For the crowning according to the new order of 1961, the bishop wears a white cope and “auryphrigiata” mitre. The bishop blesses the crown (or crowns, if the infant Jesus is in the image) on the altar, with the following prayer, preceded by “Adjutorium nostrum” and “Dominus vobiscum”.
Almighty and everlasting God, by whose most merciful dispensation all things are created of nothing, we humbly pray Thy majesty, that Thou may deign to + bless these crowns (or this crown) made to adorn the sacred image of (Thy only-begotten Son, our Lord, Jesus Christ, and His Mother) the most blessed Virgin Mary. Through (the same) Christ our Lord. R. Amen.
(The words in the red parentheses are said if the infant Jesus is also present in the image.) The bishop sprinkles the crown or crowns with holy water, then imposes incense in a thurible and incenses them. He then kneels before the altar and intones the Salve Regina, or in Eastertide, Regina caeli, which are sung in the more solemn tone.
As the bishop then places the crown or crowns on the image, he says before that of the Christ, “As Thou art crowned by our hands on earth, so also may we merit to be crowned by Thee with glory and honor in heaven.” As he crowns the Virgin, he says “As Thou art crowned by our hands on earth, so also through Thee, may we merit to be crowned by Thy Son Jesus Christ with glory and honor in heaven.” (The former is of course omitted if the image shows only the Virgin.)

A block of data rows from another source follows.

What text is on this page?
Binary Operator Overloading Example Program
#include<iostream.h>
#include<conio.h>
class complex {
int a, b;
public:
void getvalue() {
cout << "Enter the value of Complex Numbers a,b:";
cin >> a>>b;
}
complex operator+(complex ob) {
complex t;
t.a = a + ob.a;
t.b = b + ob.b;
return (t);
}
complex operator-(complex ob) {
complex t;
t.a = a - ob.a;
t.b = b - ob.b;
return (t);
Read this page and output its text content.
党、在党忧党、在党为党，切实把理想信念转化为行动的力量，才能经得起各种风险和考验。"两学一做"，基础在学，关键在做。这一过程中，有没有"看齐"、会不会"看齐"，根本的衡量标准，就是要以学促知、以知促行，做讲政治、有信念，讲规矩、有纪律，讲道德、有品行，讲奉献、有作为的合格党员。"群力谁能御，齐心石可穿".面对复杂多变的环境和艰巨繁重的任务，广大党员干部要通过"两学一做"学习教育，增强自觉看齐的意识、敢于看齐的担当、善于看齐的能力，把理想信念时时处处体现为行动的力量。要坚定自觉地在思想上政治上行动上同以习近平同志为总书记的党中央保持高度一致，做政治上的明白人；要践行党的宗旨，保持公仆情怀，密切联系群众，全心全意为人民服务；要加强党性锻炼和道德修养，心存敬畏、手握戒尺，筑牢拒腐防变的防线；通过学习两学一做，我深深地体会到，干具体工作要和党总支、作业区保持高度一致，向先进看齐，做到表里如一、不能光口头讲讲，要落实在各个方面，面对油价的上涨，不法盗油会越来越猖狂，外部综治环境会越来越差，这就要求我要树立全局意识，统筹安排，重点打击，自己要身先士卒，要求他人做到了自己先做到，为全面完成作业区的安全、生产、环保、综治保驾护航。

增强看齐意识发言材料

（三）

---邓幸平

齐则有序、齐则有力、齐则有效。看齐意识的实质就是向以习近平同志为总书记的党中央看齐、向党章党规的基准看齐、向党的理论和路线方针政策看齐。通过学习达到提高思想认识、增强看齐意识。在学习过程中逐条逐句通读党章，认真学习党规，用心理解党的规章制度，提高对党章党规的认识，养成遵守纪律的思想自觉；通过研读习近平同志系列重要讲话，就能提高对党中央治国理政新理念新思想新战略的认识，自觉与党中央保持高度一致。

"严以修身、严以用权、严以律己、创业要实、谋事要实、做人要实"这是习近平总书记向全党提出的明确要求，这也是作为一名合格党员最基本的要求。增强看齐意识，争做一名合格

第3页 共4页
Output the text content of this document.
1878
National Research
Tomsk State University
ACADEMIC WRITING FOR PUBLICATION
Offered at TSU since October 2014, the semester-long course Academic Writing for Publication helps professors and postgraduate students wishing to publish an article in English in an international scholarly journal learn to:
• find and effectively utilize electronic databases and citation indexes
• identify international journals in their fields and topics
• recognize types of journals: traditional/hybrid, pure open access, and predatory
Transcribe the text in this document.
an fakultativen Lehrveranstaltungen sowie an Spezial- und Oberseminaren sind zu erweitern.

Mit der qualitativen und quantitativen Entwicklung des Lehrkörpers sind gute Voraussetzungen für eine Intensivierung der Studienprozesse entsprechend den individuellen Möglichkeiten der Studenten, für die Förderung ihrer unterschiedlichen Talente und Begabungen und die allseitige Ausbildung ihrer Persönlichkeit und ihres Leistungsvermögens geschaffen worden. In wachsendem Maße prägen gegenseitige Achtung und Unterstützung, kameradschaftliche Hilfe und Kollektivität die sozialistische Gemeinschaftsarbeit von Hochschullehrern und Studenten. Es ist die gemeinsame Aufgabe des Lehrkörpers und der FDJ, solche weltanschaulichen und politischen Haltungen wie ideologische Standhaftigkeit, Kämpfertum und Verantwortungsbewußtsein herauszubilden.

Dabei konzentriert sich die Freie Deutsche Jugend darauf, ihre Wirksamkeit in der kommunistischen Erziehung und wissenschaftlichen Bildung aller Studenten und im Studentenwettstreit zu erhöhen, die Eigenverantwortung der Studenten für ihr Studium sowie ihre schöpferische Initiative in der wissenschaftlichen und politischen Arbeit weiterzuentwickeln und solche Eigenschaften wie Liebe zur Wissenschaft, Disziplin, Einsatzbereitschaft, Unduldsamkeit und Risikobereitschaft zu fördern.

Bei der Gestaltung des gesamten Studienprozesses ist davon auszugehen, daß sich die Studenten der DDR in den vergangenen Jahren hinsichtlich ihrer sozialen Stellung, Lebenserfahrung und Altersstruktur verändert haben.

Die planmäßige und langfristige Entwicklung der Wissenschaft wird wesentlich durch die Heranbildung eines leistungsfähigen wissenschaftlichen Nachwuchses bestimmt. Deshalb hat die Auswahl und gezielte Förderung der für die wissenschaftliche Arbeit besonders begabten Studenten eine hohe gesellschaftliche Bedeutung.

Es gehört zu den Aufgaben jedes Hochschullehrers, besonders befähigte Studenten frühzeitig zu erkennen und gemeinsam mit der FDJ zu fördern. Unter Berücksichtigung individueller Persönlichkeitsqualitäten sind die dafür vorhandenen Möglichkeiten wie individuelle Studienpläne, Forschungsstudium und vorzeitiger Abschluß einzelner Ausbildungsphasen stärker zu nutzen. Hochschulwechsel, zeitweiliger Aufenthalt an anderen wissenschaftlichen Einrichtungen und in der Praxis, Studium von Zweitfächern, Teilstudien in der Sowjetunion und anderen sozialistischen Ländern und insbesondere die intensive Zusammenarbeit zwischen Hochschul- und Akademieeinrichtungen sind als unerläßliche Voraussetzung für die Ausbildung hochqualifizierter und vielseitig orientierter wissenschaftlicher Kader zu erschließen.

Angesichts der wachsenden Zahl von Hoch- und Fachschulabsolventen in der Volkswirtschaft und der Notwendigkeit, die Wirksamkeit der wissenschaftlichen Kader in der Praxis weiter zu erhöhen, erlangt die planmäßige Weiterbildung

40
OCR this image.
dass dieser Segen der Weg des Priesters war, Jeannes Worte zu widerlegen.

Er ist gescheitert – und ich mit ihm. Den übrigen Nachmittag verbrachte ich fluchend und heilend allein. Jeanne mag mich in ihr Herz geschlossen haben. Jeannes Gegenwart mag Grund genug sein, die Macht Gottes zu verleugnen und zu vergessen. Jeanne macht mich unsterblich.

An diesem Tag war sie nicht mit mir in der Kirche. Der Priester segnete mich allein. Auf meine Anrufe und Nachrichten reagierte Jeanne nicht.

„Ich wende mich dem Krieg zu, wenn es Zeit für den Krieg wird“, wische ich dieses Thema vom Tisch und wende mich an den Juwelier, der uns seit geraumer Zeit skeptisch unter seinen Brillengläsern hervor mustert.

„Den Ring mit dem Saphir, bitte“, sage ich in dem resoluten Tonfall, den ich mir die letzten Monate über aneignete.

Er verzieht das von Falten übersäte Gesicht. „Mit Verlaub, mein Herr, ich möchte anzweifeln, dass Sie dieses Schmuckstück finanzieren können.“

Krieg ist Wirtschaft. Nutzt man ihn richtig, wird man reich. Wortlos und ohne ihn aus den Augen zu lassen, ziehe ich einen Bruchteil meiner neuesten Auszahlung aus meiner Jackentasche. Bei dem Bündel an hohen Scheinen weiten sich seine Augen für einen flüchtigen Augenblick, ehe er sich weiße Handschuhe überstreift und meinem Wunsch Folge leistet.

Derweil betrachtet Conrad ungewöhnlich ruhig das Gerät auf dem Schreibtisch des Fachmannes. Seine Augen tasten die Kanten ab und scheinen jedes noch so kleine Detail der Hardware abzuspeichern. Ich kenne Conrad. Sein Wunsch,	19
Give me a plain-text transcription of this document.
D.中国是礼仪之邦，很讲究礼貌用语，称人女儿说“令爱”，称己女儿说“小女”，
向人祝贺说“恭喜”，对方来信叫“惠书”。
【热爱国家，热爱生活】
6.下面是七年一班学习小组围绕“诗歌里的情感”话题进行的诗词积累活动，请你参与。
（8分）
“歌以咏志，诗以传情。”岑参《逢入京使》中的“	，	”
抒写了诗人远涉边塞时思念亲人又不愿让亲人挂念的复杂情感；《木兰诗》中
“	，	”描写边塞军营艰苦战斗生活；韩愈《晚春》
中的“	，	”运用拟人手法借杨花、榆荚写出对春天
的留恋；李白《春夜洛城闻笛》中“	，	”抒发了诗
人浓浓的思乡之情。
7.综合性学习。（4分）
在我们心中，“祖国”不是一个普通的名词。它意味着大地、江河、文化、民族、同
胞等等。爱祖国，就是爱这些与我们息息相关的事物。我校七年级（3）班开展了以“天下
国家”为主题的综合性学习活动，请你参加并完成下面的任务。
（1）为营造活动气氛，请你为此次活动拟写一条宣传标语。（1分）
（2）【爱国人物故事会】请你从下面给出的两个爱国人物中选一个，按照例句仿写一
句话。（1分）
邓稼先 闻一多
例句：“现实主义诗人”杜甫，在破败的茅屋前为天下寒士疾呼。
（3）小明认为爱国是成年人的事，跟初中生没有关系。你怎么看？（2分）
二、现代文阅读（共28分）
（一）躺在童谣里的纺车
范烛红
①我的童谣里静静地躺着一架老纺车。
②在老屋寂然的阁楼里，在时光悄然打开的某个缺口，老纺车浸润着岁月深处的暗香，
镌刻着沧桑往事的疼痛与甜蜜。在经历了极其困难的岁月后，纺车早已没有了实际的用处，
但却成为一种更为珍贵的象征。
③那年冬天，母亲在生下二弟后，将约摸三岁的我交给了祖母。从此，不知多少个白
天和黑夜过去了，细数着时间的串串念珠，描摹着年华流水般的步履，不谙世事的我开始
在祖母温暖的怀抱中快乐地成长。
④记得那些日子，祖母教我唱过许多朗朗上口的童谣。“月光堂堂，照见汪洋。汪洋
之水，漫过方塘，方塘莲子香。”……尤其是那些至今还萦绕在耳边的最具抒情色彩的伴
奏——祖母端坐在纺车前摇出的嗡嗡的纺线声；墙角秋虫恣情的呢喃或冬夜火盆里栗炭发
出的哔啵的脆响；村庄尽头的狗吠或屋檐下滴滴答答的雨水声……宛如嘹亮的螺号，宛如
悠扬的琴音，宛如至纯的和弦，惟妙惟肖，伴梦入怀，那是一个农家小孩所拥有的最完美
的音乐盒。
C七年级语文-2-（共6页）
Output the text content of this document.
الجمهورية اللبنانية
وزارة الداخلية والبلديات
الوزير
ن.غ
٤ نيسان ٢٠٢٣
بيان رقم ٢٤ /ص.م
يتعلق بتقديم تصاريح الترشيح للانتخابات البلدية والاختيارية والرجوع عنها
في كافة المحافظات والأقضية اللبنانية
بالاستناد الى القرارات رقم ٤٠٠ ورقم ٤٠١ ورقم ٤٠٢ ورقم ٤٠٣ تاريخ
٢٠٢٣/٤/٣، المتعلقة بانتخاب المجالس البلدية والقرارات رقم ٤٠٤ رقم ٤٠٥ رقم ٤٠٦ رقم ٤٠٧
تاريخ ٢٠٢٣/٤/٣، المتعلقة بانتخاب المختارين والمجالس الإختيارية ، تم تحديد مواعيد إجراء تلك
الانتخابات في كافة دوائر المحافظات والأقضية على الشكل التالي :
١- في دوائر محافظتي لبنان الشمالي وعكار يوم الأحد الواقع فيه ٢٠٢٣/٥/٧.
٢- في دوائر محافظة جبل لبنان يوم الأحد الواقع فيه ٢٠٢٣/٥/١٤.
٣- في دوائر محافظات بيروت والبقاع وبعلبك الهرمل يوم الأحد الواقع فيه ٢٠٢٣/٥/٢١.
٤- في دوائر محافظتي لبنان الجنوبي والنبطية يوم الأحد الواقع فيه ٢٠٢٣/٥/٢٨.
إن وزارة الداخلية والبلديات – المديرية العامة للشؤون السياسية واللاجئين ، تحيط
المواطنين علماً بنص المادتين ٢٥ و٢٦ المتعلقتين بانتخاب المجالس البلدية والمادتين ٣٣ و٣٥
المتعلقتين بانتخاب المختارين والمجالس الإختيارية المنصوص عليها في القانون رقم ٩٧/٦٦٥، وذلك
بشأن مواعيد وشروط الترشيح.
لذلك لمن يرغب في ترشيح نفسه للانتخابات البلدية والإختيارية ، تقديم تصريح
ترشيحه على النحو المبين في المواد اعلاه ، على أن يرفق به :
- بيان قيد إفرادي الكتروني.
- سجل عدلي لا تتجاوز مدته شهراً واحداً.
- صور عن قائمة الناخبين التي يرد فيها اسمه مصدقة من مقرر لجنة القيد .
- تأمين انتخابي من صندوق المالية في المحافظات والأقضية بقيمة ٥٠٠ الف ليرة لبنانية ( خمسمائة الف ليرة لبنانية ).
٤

He then adds these versicles
V. A golden crown upon her head.
R. Wherein was engraved Holiness, an ornament of honor: a work of might. (Sirach, 45, 14)
V. Thou hast crowned Her, Lord.
R. And set Her over the works of Thy hand. (Psalm 8, 6-7)
and the following prayer.
Grant, o merciful Father, through the invocation of Thy only-begotten Son, our Lord Jesus Christ, whom Thou didst will to take on the flesh for the salvation of the human race, while preserving the integrity of the Virgin Mary; that all who shall strive humbly to honor the Queen of Mercy before this image, may be delivered from present dangers, obtain forgiveness of their sins, merit in this present life to obtain the grace which they desire, and rejoice in perpetual salvation in the next. Through the same Christ our Lord. R. Amen.
The bishop intones the Te Deum, which is continued by the choir, after which he says “Dominus vobiscum”, and the following prayer, the prayer normally said when the Te Deum is recited as a public act of thankgiving.
O God, of whose mercies there is no number, and the treasure of whose goodness is infinite, we give thanks to Thy most gracious majesty, for the gifts Thou hast bestowed upon us, ever beseeching Thy clemency, that as Thou grantest the petitions of those that ask Thee, Thou never forsake them, but prepare them for the rewards to come. Through Christ our Lord. R. Amen. 
A view of the Polish Chapel in grotto of St. Peter’s Basilica. The mosaic copy of the image of Our Lady of Częstochowa on the reredos was decorated with two crowns on the morning of April 2, 2005, placed there by Cardinal Marian Jaworski at the behest of Pope John Paul II, who died on the evening of that day. The crowns are decorated with jewels offered by the faithful at the famous shrine in Częstochowa, Poland, where the original image has been venerated for centuries; both crowns have the Papal motto Totus tuus written along the bottom.